2. The Diamond Dogs aren't real gangsters - they're completely subdued by Rarity whining at them. Breaking somepony's legs as part of a shakedown operation is something that the Diamond Dogs are neither willing nor able to do.
3. There is no nuclear waste in Equestria, because there are no nuclear reactors. I understand that this is a comedy, but just making an offhand remark that totally destroys canon like that is something that would only be acceptable in a [Random] story.

Length: If you do write another story (and I hope you do, as continued reading and writing is by far the most effective way to become a better writer), try to make it longer. A thousand words is usually not enough to engage someone in... well, just about anything. No matter the genre, more buildup and conflict is needed to make a story interesting. Unfortunately, there are no "general rules" for how long a fic should be. But I will say that I don't think I've read a story with less than 2.5k words that I really liked.

Final thoughts: This is far from the worst fic I've ever read, but it's just not any good. You need to try and come up with a story idea that readers will actually care about. I wish you the very best in this endeavour, and encourage you to take your time when considering story ideas.

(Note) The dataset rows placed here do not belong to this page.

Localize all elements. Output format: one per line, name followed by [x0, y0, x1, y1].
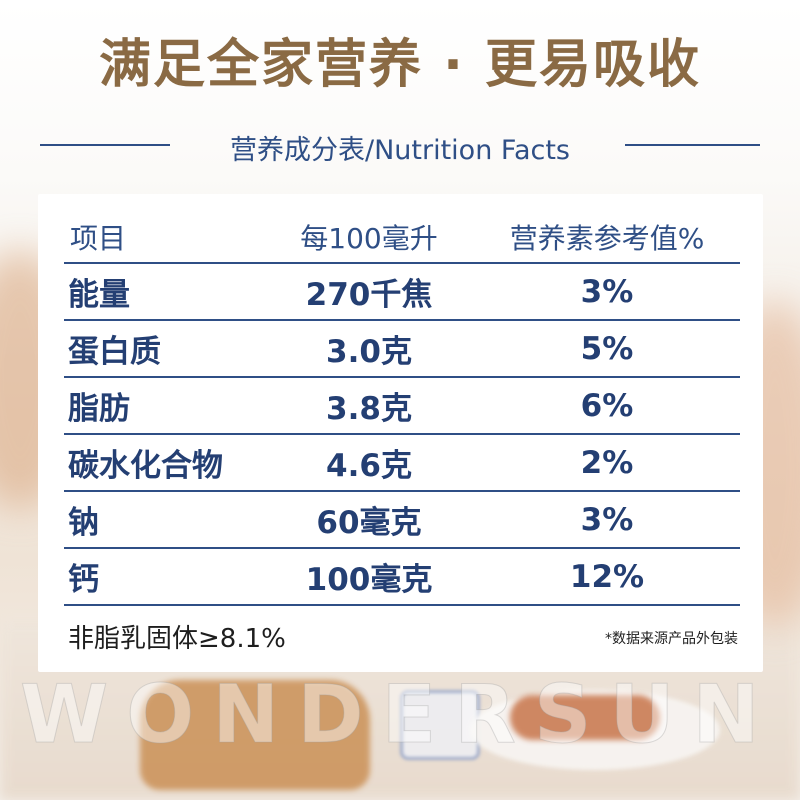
- row-per-100ml: 270千焦: [305, 277, 433, 313]
- nutrition-table: 项目 每100毫升 营养素参考值% 能量 270千焦 3% 蛋白质 3.0克 5…: [64, 212, 740, 606]
- milk-solids-note: 非脂乳固体≥8.1%: [68, 624, 286, 654]
- row-item: 脂肪: [68, 391, 130, 427]
- brand-watermark: WONDERSUN: [20, 668, 778, 761]
- header-per-100ml: 每100毫升: [300, 222, 438, 255]
- section-title-row: 营养成分表/Nutrition Facts: [40, 128, 760, 166]
- title-rule-right: [625, 144, 760, 146]
- row-per-100ml: 100毫克: [305, 562, 433, 598]
- row-item: 钙: [68, 562, 99, 598]
- section-title: 营养成分表/Nutrition Facts: [230, 135, 570, 166]
- row-per-100ml: 3.0克: [326, 334, 412, 370]
- table-row: 钠 60毫克 3%: [64, 492, 740, 549]
- data-source-note: *数据来源产品外包装: [605, 631, 738, 647]
- row-per-100ml: 3.8克: [326, 391, 412, 427]
- header-nrv: 营养素参考值%: [509, 222, 705, 255]
- row-nrv: 3%: [580, 273, 634, 310]
- row-item: 能量: [68, 277, 130, 313]
- row-per-100ml: 4.6克: [326, 448, 412, 484]
- table-row: 脂肪 3.8克 6%: [64, 378, 740, 435]
- title-rule-left: [40, 144, 170, 146]
- row-item: 钠: [68, 505, 99, 541]
- row-nrv: 3%: [580, 501, 634, 538]
- nutrition-facts-panel: 项目 每100毫升 营养素参考值% 能量 270千焦 3% 蛋白质 3.0克 5…: [38, 194, 763, 672]
- background-cup: [400, 690, 480, 760]
- table-header-row: 项目 每100毫升 营养素参考值%: [64, 212, 740, 264]
- header-item: 项目: [70, 222, 127, 255]
- background-bread-basket: [140, 680, 370, 790]
- headline: 满足全家营养 · 更易吸收: [99, 35, 701, 95]
- table-row: 能量 270千焦 3%: [64, 264, 740, 321]
- table-row: 蛋白质 3.0克 5%: [64, 321, 740, 378]
- row-nrv: 2%: [580, 444, 634, 481]
- table-row: 钙 100毫克 12%: [64, 549, 740, 606]
- table-row: 碳水化合物 4.6克 2%: [64, 435, 740, 492]
- row-item: 碳水化合物: [68, 448, 223, 484]
- table-footer: 非脂乳固体≥8.1% *数据来源产品外包装: [68, 616, 738, 656]
- row-nrv: 12%: [569, 558, 645, 595]
- row-nrv: 6%: [580, 387, 634, 424]
- row-per-100ml: 60毫克: [316, 505, 422, 541]
- row-item: 蛋白质: [68, 334, 161, 370]
- row-nrv: 5%: [580, 330, 634, 367]
- background-bread: [510, 695, 660, 740]
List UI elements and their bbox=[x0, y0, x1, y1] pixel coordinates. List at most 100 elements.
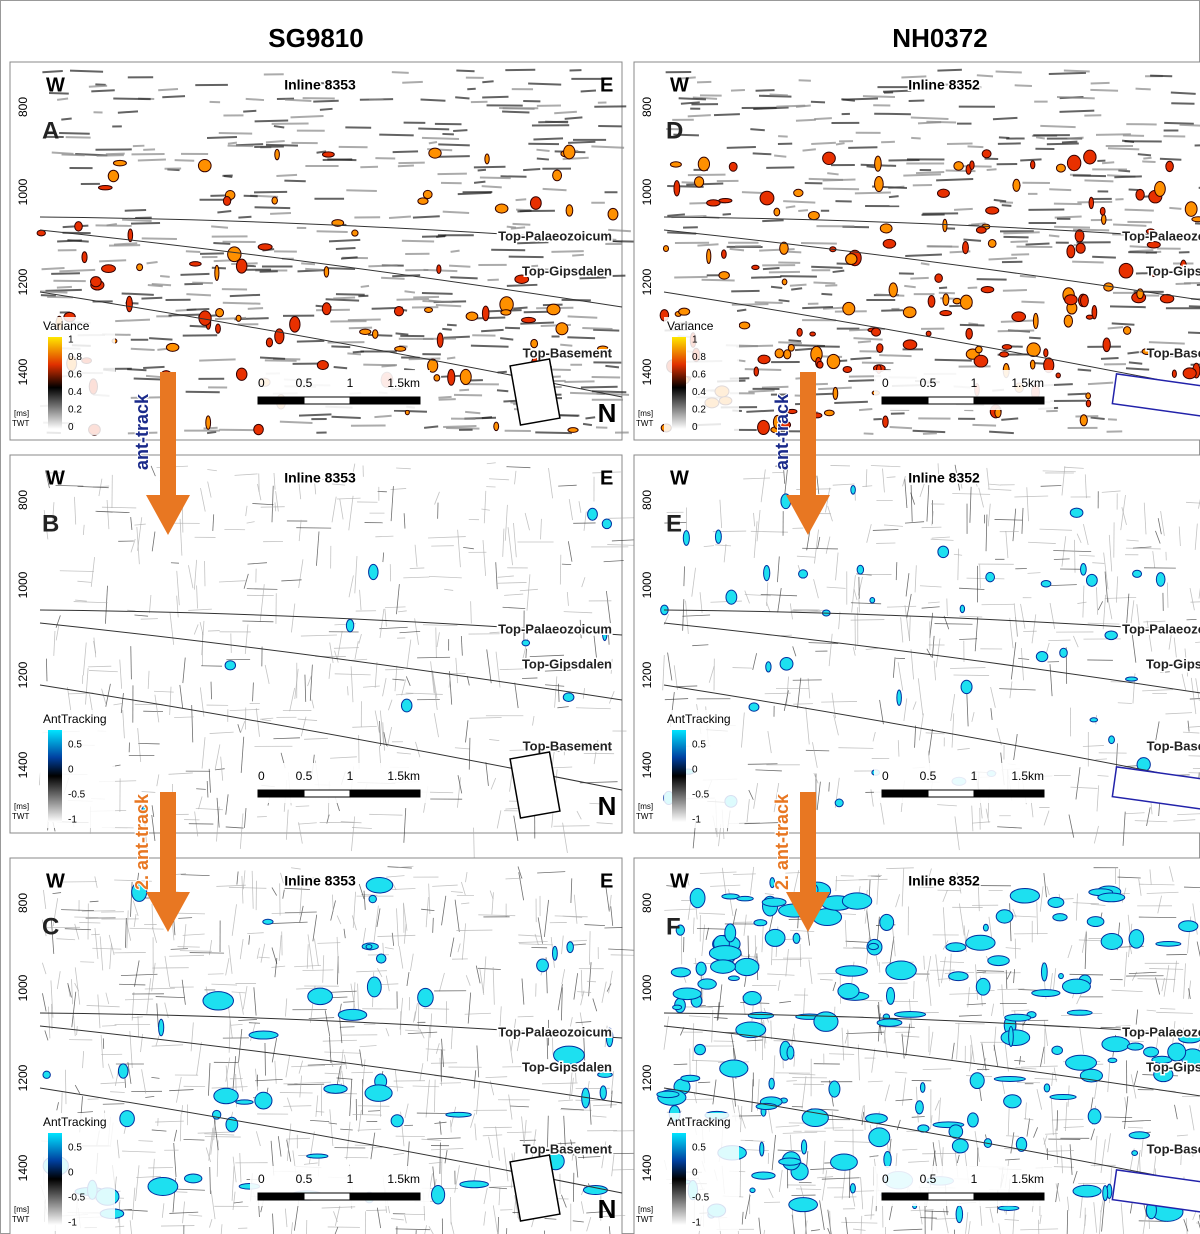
panel: Top-PalaeozoicumTop-GipsdalenTop-Basemen… bbox=[634, 858, 1200, 1234]
streak bbox=[1189, 306, 1200, 307]
blob bbox=[728, 976, 739, 981]
blob bbox=[966, 328, 972, 339]
streak bbox=[138, 160, 166, 161]
streak bbox=[918, 122, 941, 123]
blob bbox=[1084, 150, 1096, 164]
streak bbox=[436, 236, 446, 237]
streak bbox=[1149, 1217, 1150, 1229]
blob bbox=[346, 619, 353, 631]
streak bbox=[1114, 176, 1142, 177]
streak bbox=[91, 90, 114, 91]
streak bbox=[968, 146, 984, 147]
blob bbox=[952, 1139, 968, 1153]
streak bbox=[1090, 90, 1118, 91]
streak bbox=[803, 149, 816, 150]
blob bbox=[482, 306, 489, 321]
blob bbox=[75, 222, 83, 231]
blob bbox=[943, 294, 949, 306]
blob bbox=[920, 1083, 925, 1093]
colorbar-bar bbox=[48, 730, 62, 822]
blob bbox=[223, 197, 230, 206]
horizon-label: Top-Gipsdalen bbox=[1146, 1059, 1200, 1074]
scale-label: 0 bbox=[882, 376, 889, 390]
streak bbox=[1160, 159, 1181, 160]
streak bbox=[748, 764, 778, 765]
streak bbox=[70, 71, 103, 72]
blob bbox=[466, 312, 478, 320]
blob bbox=[883, 416, 889, 427]
scale-label: 1.5km bbox=[1011, 769, 1044, 783]
streak bbox=[1110, 306, 1146, 307]
streak bbox=[779, 300, 790, 301]
streak bbox=[581, 387, 618, 388]
streak bbox=[211, 226, 228, 227]
streak bbox=[180, 274, 209, 275]
streak bbox=[254, 146, 284, 147]
streak bbox=[1138, 154, 1151, 155]
scale-label: 1 bbox=[347, 769, 354, 783]
streak bbox=[762, 387, 788, 388]
streak bbox=[1118, 170, 1130, 171]
blob bbox=[722, 250, 727, 259]
depth-tick-label: 800 bbox=[640, 97, 654, 117]
blob bbox=[877, 344, 883, 353]
blob bbox=[657, 1091, 679, 1097]
blob bbox=[198, 160, 211, 172]
blob bbox=[366, 878, 393, 893]
blob bbox=[956, 1206, 963, 1223]
scale-segment bbox=[928, 790, 974, 797]
blob bbox=[102, 265, 116, 273]
streak bbox=[859, 409, 872, 410]
streak bbox=[535, 432, 572, 433]
colorbar-label: 0 bbox=[68, 422, 74, 433]
blob bbox=[707, 200, 721, 206]
scale-label: 0.5 bbox=[296, 1172, 313, 1186]
streak bbox=[392, 72, 409, 73]
scale-label: 0 bbox=[258, 376, 265, 390]
colorbar-title: Variance bbox=[667, 319, 714, 333]
blob bbox=[588, 508, 598, 520]
scale-bar: 00.511.5km bbox=[874, 763, 1054, 803]
blob bbox=[1103, 1186, 1108, 1201]
depth-tick-label: 1000 bbox=[16, 571, 30, 598]
streak bbox=[972, 425, 996, 426]
west-label: W bbox=[46, 870, 65, 892]
colorbar: AntTracking0.50-0.5-1 bbox=[664, 710, 739, 828]
streak bbox=[1059, 111, 1094, 112]
blob bbox=[263, 919, 273, 924]
blob bbox=[418, 988, 434, 1006]
streak bbox=[909, 101, 925, 102]
streak bbox=[679, 98, 706, 99]
streak bbox=[1126, 368, 1149, 369]
horizon-label: Top-Palaeozoicum bbox=[498, 1024, 612, 1039]
colorbar-title: AntTracking bbox=[667, 1115, 731, 1129]
blob bbox=[602, 519, 611, 529]
streak bbox=[1136, 89, 1151, 90]
streak bbox=[796, 105, 811, 106]
horizon-label: Top-Gipsdalen bbox=[1146, 263, 1200, 278]
scale-label: 0.5 bbox=[296, 376, 313, 390]
streak bbox=[811, 143, 836, 144]
blob bbox=[391, 1115, 403, 1127]
streak bbox=[265, 360, 297, 361]
blob bbox=[903, 340, 917, 350]
streak bbox=[266, 141, 285, 142]
horizon-label: Top-Basement bbox=[1147, 1141, 1200, 1156]
blob bbox=[988, 239, 996, 247]
blob bbox=[963, 242, 969, 254]
streak bbox=[879, 962, 880, 972]
depth-tick-label: 1000 bbox=[640, 974, 654, 1001]
streak bbox=[507, 285, 538, 286]
blob bbox=[1081, 295, 1089, 307]
streak bbox=[97, 155, 124, 156]
blob bbox=[737, 896, 754, 901]
blob bbox=[760, 1142, 764, 1156]
horizon-label: Top-Basement bbox=[523, 345, 613, 360]
streak bbox=[533, 138, 563, 139]
streak bbox=[585, 417, 595, 418]
blob bbox=[494, 422, 499, 431]
streak bbox=[811, 267, 842, 268]
blob bbox=[937, 189, 949, 197]
streak bbox=[923, 433, 937, 434]
streak bbox=[516, 199, 527, 200]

-TWE's ReasonandRhyme, Daedric Prince of Rewrites

1463966 I honestly think you are taking it a tad bit too seriously. You also don't seem to comprehend that this is a unfinished fic, but thanks anyway. :pinkiehappy:

1493409 *checks tags*

... INCOMPLETE?!?!?!

I'VE BEEN DUPED.

Ah, oh dear. Well that invalidates some of what I said, but not all. You should still be concerned about your narrative voice and... Well, just making the story comprehensible in general. Also, you picked an odd time to end the chapter - most chapters should end at a minor conclusion, especially if you're going to leave it without an update for a little while.

1493462 In that regard I would agree with you. Yet, I write at my own pace and for my own pleasure. It's better to write for yourself and not have an audience then to write for an audience and have no self. Also, is there any particular way I could make my narrative voice er... better?

1493487 As a rule, try to avoid asking rhetorical questions in the narrative - it's more effective to have a character think those thoughts. I'm talking about this:

Did she just get distracted from her work... BY her work? This had to be a low point, even for her.

When you could instead do this:

Did Ah just get distracted from mah work... BY mah work? This has got to be a low point for me. (I took out the "even for her" part because AJ is too proud to think like that.)

It brings the reader into the story more. It's hard to tell if this piece should be classified as third person limited or third person omniscient, seeing as there are no other characters present besides AJ. But if it's limited, then you should try throwing in main character thoughts, especially when they replace personal-sounding narration.

Aside from that, your descriptions are alright, if a bit cliche. Mostly it's the incoherence and randomness that makes me feel meh about this fic.